TechCrunch’s StrictlyVC evening in Los Angeles late last week brought together two of the more straight-talking investors working in AI right now. They were as entertaining as they were illuminating. And thank God for that. Because in a market that’s moving faster than a teenager’s attention span, we need someone to cut through the bullshit.
“Everyone is lying to you”
The first speaker, a managing partner at a top-tier venture firm, didn’t bother with pleasantries. “Everyone is lying to you,” she said, scanning the room. “Startups, analysts, even your own gut. The only thing you can trust is the data — but even that can be faked if you look at the wrong metrics.” She wasn’t joking. Her firm now runs every pitch through a proprietary model that cross-references founder claims with public filings, hiring data, and social media sentiment. “If someone tells me they have 10,000 users, I want to see their churn rate, their engagement per user, and how many of those users actually pay. Anything less is a bedtime story.”
Her co-panelist, a former engineer turned angel investor, nodded grimly. He told a story about a startup that claimed “explosive growth” in its Series A deck. “I dug into their GitHub. Turns out their ‘explosive growth’ was a bunch of bots pinging their API. Real users? Maybe 200. They’d raised $5 million on a lie.” The room went quiet. Then he shrugged: “That’s the game now. You either do the homework or you lose your shirt.”
“The only thing you can trust is the data — but even that can be faked if you look at the wrong metrics.”
Speed kills — unless you have a system
Everyone talks about speed in AI investing. Deals close in days, not weeks. But both investors agreed: speed without discipline is just gambling. “I see these young VCs bragging about making decisions in 72 hours,” said the managing partner. “I’m like, congratulations, you just bought a lottery ticket. We take three weeks minimum, and we still miss things.”

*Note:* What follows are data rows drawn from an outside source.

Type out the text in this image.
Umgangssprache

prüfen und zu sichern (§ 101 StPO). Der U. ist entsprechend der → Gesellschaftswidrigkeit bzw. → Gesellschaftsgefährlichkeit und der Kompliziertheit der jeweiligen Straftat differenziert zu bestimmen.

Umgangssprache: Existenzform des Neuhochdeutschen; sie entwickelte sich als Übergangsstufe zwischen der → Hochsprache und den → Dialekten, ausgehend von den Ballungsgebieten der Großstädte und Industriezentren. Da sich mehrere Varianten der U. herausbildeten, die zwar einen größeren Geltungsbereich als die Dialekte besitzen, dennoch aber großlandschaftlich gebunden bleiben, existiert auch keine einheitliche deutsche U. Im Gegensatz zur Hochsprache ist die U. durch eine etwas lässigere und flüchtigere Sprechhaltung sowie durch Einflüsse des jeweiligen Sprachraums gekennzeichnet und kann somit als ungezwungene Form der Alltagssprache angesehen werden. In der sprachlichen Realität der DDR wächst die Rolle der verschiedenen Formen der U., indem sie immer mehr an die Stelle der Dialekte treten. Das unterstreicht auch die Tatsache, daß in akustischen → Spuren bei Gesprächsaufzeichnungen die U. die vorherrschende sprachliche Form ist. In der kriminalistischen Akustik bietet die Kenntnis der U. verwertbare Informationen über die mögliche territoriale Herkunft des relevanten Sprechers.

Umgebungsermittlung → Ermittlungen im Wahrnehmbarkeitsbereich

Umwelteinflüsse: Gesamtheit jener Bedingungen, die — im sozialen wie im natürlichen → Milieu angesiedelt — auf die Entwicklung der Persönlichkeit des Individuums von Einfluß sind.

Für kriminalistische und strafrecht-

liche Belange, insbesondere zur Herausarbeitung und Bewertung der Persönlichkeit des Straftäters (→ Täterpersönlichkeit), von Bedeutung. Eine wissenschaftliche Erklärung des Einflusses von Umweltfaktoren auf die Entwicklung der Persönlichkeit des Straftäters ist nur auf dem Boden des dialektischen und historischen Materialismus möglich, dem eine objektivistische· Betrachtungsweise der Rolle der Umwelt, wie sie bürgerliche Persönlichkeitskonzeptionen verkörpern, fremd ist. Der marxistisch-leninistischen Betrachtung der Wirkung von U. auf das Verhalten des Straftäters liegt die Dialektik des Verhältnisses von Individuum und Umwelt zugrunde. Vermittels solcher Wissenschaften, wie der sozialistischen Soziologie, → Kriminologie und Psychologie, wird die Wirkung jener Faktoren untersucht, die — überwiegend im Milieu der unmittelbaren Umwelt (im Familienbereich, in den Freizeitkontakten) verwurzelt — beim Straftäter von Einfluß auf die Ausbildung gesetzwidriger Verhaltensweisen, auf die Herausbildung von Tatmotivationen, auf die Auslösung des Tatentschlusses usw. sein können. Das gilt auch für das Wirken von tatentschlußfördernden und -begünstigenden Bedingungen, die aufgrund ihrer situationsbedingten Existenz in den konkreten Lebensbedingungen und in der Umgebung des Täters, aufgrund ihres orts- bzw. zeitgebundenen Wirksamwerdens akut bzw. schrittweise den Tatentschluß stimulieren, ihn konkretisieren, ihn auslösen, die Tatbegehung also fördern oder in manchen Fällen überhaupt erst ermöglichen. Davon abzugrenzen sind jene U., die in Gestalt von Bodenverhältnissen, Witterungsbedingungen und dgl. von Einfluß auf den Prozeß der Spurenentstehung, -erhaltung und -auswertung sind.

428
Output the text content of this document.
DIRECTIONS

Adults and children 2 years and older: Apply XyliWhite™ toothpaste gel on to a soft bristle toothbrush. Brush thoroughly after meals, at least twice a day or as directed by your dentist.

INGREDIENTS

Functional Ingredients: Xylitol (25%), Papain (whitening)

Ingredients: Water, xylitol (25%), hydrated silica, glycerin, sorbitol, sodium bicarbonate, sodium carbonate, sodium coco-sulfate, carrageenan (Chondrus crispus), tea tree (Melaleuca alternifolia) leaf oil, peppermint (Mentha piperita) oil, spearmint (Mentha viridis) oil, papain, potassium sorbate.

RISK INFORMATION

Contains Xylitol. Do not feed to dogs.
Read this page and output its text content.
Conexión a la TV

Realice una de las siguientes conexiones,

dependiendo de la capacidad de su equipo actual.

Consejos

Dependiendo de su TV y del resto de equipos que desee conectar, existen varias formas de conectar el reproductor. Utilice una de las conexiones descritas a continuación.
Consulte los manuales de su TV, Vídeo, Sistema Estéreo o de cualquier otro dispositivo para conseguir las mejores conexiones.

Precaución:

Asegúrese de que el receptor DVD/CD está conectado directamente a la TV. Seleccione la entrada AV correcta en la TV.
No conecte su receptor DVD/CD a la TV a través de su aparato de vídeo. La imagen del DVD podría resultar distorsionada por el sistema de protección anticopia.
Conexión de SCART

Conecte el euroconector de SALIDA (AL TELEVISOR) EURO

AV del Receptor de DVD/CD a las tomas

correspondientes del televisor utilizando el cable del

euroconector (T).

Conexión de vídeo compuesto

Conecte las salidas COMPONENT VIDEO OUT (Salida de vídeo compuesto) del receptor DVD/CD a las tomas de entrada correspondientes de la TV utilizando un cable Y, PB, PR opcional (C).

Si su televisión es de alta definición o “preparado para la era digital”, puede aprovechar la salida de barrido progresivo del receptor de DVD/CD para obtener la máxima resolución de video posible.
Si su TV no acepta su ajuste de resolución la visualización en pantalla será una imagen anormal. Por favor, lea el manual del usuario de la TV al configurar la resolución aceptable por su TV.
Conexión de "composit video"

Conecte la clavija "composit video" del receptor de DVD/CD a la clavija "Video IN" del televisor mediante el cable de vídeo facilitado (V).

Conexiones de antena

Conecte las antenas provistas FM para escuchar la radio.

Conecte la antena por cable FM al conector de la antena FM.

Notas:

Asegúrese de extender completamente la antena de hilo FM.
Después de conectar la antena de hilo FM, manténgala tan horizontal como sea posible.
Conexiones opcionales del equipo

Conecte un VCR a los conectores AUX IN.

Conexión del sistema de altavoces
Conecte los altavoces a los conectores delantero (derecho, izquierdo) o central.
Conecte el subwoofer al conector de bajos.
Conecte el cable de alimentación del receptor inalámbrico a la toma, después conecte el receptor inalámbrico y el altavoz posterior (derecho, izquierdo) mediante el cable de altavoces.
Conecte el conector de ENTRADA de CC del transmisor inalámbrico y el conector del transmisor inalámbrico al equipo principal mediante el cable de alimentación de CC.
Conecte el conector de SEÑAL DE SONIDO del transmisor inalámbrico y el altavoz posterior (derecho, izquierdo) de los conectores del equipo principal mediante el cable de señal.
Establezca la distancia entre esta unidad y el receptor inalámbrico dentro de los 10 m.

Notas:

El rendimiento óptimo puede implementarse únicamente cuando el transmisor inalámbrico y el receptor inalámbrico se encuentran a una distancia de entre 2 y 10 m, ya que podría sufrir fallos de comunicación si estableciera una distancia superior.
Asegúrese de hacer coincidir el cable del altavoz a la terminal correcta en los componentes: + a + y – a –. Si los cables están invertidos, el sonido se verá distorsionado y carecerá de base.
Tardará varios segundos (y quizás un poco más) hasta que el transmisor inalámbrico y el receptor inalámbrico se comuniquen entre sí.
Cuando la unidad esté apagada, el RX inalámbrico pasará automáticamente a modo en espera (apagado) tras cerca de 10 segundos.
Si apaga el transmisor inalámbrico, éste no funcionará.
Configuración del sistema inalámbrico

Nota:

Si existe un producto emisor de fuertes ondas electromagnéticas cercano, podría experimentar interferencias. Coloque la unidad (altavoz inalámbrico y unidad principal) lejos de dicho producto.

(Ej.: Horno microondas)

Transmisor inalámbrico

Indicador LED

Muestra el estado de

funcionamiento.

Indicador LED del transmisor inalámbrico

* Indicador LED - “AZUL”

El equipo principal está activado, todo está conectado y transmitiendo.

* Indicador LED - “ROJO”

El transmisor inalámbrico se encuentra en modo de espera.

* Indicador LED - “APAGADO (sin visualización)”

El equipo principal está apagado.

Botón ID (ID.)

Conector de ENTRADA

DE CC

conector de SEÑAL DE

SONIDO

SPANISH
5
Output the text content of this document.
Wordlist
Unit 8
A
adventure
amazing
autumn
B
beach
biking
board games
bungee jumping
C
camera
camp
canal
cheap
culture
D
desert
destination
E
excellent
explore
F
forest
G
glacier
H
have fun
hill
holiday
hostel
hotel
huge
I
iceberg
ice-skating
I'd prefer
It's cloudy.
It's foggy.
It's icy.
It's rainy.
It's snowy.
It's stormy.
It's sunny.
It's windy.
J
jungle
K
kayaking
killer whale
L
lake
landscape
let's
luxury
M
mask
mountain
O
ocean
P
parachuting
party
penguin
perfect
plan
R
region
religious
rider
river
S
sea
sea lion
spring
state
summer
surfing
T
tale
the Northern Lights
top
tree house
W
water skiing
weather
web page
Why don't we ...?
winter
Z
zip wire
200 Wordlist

Her firm uses what she calls a “ladder of conviction” — a four-step process that starts with a cold read of the deck and ends with a full technical audit. “If at any point we find a crack, we pause. We don’t accelerate. The market will still be there next month.” She paused, then added: “Most of the time, the crack is in the founder’s story. They’re selling a vision that doesn’t match reality. And the faster you move, the easier it is to miss that.”
The angel investor chimed in with his own rule: “I never invest in a company where the founder can’t explain their unit economics in one sentence. If they start talking about ‘ecosystems’ or ‘synergies,’ I’m out. That’s code for ‘I don’t know how we make money.’”
The AI hype cycle is real — and dangerous
Both investors were brutally honest about the AI hype cycle. “We’re in the peak of inflated expectations,” said the managing partner. “Every other startup claims to be ‘AI-first.’ Most of them are just using GPT wrappers and calling it innovation.” She warned that the coming correction will be brutal. “A lot of these companies will die. The ones that survive will have real moats — proprietary data, unique hardware, or a distribution advantage. Not just a pretty demo.”
The angel investor was even blunter. “I’ve seen at least 50 startups this year that are basically the same product: a chatbot with a different skin. They’re all racing to the bottom on price. That’s not a business. That’s a hobby.” He advised retail investors to avoid the hype. “If you’re buying AI stocks right now, you’re not investing. You’re speculating. The winners won’t be clear for another three to five years. And by then, most of the current darlings will be dead.”
“If you’re buying AI stocks right now, you’re not investing. You’re speculating.”
What they’re actually betting on
So what do the pros put their money on? The managing partner said she’s focused on infrastructure — the pipes that power AI, not the apps. “We’re betting on compute, data centers, and specialized chips. That’s where the real value is. The application layer is too crowded and too easy to copy.” She also likes companies that solve the “last mile” problem — getting AI out of the lab and into real-world workflows. “Anyone can build a model. The hard part is getting a hospital or a factory to actually use it.”
The angel investor prefers vertical plays. “I’m investing in AI for agriculture, for logistics, for legal. These are industries with deep, messy problems that generic AI can’t solve. You need domain expertise and a willingness to get your hands dirty.” He gave an example: a startup that uses computer vision to detect crop diseases in real-time. “That’s a product with a clear ROI. Farmers will pay for it because it saves them money. Compare that to some consumer chatbot that’s trying to get you to subscribe for $10 a month. Which one do you think has a future?”
The takeaway for normal people
The evening ended with a Q&A. Someone asked: “What should the average person do with their money right now?” The managing partner’s answer was short. “Nothing dramatic. Don’t chase the AI hype. Keep your cash in index funds, maybe allocate a small percentage to venture debt if you’re feeling bold. But the biggest mistake you can make is thinking you need to act fast. You don’t.”
The angel investor agreed. “The best investment you can make right now is in your own education. Learn how these technologies actually work. The people who understand the fundamentals will be the ones who profit. Everyone else will just be noise.”
And with that, they walked off stage. No handshakes, no platitudes. Just two people who’ve seen enough cycles to know that the only thing worse than missing out is getting burned.